Network of Grammar Lexemes in 16th- and 17th-Century English Grammar Writing

CL2023- Lancaster University, Lancaster, UK, 2023

Beatrix Busse, Nina Dumrukcic, Sophie Du Bois, Ingo Kleiber

Abstract

Most terms that originally referred to fields of study, “have also come to denote the particular field of language itself” (Fenn 2022, 23), blurring the lines between grammar and linguistics. Before the introduction of approaches such as generative grammar (Chomsky 1957) and systemic functional grammar (Halliday 1994) the earliest stages of English grammar writing relied on the categorization of Latin grammar (Algeo 1985). However, in the late 17th century, the English language became more standardized and extended to domains of language use, where the classical languages had previously reigned (Nevalainen 2006, 42). This and other socio-political events invoked a turn towards English being acknowledged as a subject of study in itself (Beal 2004, 102). The scope of grammar has changed from including orthography and prosody, to focusing on morphology and syntax (Walmsley 1999, 2495). This study investigates the diachronic shift in terminology employed for grammatical fields of study and their related concepts. A list of terms known to be used for fields of study that fall under ‘grammar’ is extracted from the Historical Thesaurus of English (Kay et al. 2023). For example, Morphology only emerges as a term in 1869–, and was previously referred to as Etymology c1475– and Wordlore 1840–.

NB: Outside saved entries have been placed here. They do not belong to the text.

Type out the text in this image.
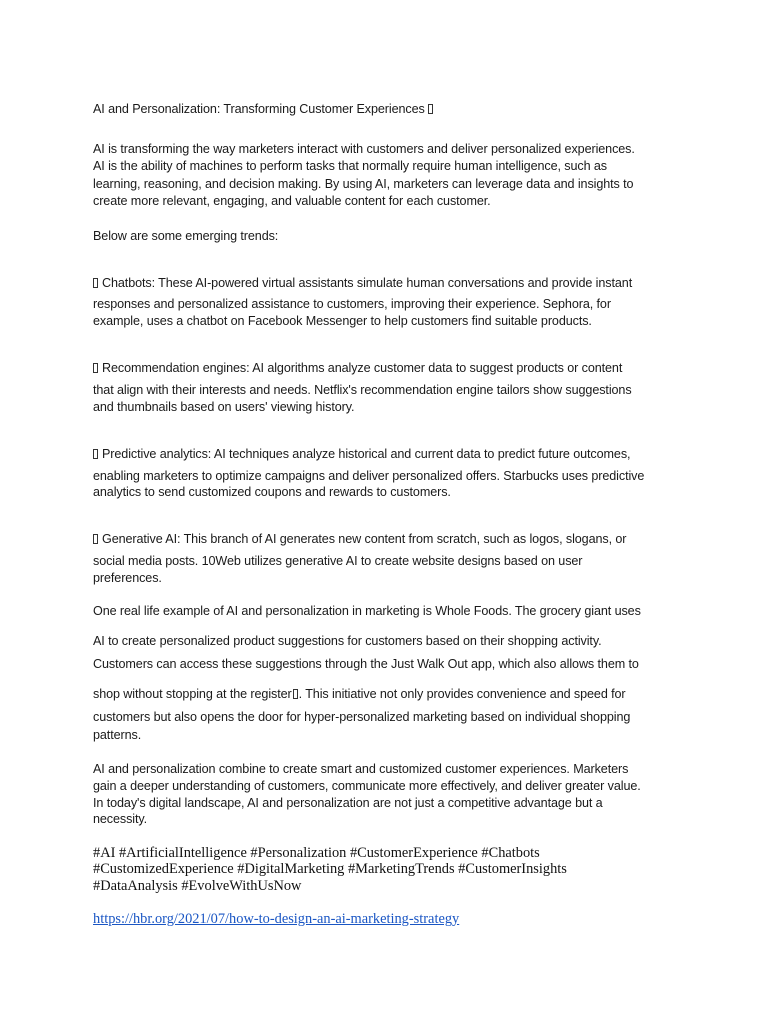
AI and Personalization: Transforming Customer Experiences
AI is transforming the way marketers interact with customers and deliver personalized experiences.
AI is the ability of machines to perform tasks that normally require human intelligence, such as
learning, reasoning, and decision making. By using AI, marketers can leverage data and insights to
create more relevant, engaging, and valuable content for each customer.
Below are some emerging trends:
Chatbots: These AI-powered virtual assistants simulate human conversations and provide instant
responses and personalized assistance to customers, improving their experience. Sephora, for
example, uses a chatbot on Facebook Messenger to help customers find suitable products.
Recommendation engines: AI algorithms analyze customer data to suggest products or content
that align with their interests and needs. Netflix's recommendation engine tailors show suggestions
and thumbnails based on users' viewing history.
Predictive analytics: AI techniques analyze historical and current data to predict future outcomes,
enabling marketers to optimize campaigns and deliver personalized offers. Starbucks uses predictive
analytics to send customized coupons and rewards to customers.
Generative AI: This branch of AI generates new content from scratch, such as logos, slogans, or
social media posts. 10Web utilizes generative AI to create website designs based on user
preferences.
One real life example of AI and personalization in marketing is Whole Foods. The grocery giant uses
AI to create personalized product suggestions for customers based on their shopping activity.
Customers can access these suggestions through the Just Walk Out app, which also allows them to
shop without stopping at the register . This initiative not only provides convenience and speed for
customers but also opens the door for hyper-personalized marketing based on individual shopping
patterns.
AI and personalization combine to create smart and customized customer experiences. Marketers
gain a deeper understanding of customers, communicate more effectively, and deliver greater value.
In today's digital landscape, AI and personalization are not just a competitive advantage but a
necessity.
#AI #ArtificialIntelligence #Personalization #CustomerExperience #Chatbots
#CustomizedExperience #DigitalMarketing #MarketingTrends #CustomerInsights
#DataAnalysis #EvolveWithUsNow
https://hbr.org/2021/07/how-to-design-an-ai-marketing-strategy
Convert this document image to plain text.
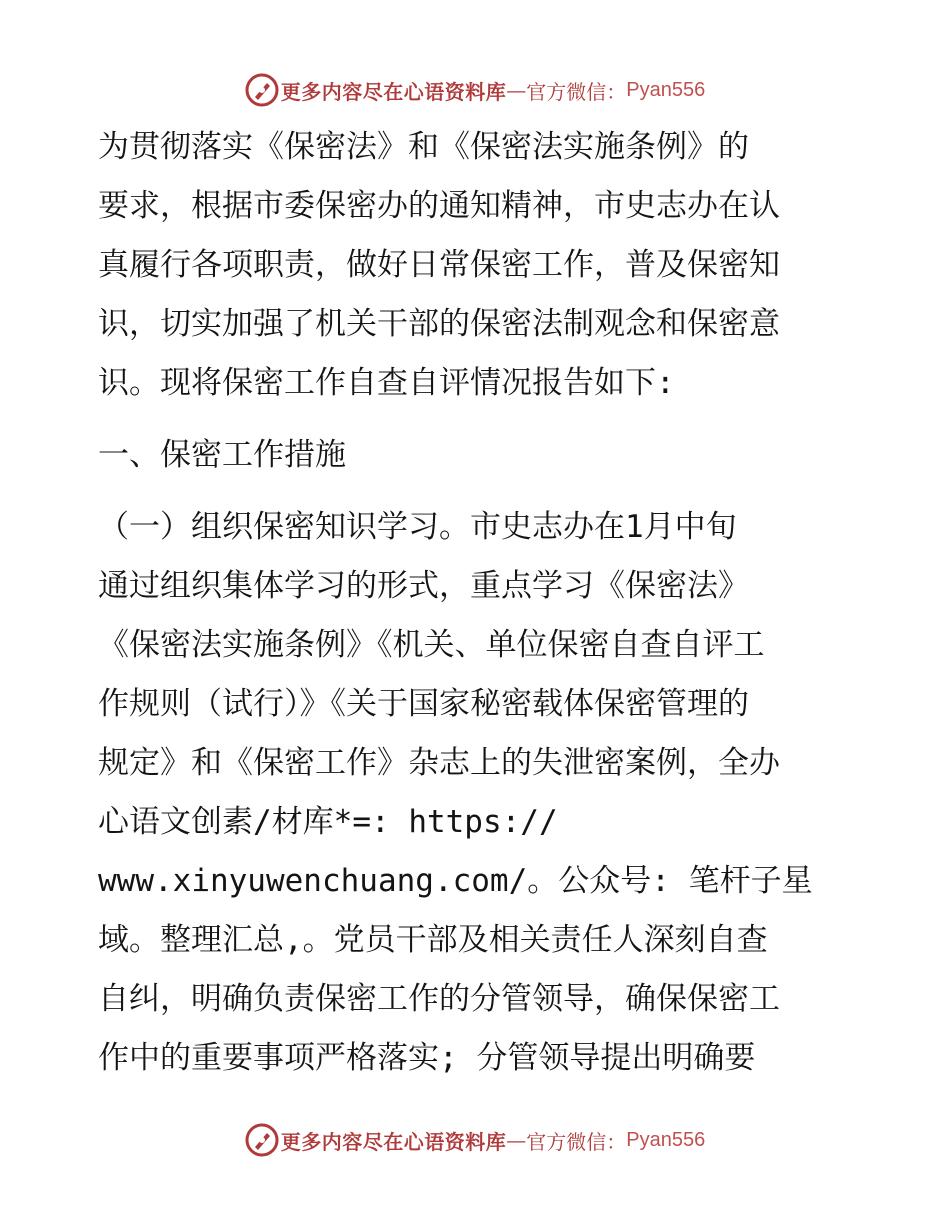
更多内容尽在心语资料库 — 官方微信： Pyan556
为贯彻落实《保密法》和《保密法实施条例》的
要求，根据市委保密办的通知精神，市史志办在认
真履行各项职责，做好日常保密工作，普及保密知
识，切实加强了机关干部的保密法制观念和保密意
识。现将保密工作自查自评情况报告如下:
一、保密工作措施
（一）组织保密知识学习。市史志办在1月中旬
通过组织集体学习的形式，重点学习《保密法》
《保密法实施条例》《机关、单位保密自查自评工
作规则（试行）》《关于国家秘密载体保密管理的
规定》和《保密工作》杂志上的失泄密案例，全办
心语文创素/材库*=: https://
www.xinyuwenchuang.com/。公众号: 笔杆子星
域。整理汇总,。党员干部及相关责任人深刻自查
自纠，明确负责保密工作的分管领导，确保保密工
作中的重要事项严格落实; 分管领导提出明确要
更多内容尽在心语资料库 — 官方微信： Pyan556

The corpus of 16th- and 17th-century English grammars associated with the HeidelGram project (see http://heidelgram.de) and the list of search terms allow us to explore semantic fields and shifts by means of concordance and collocational analysis. We will generate networks of the different structures that occur in grammars during this period enabling us to compare whether there have been notable shifts in what grammatical categories the authors discuss. Our aim is to detect traces of modern theoretical approaches such as Lexical-Functional Grammar (see Bresnan et al. 2016) in the earliest grammars and how they evolved over time.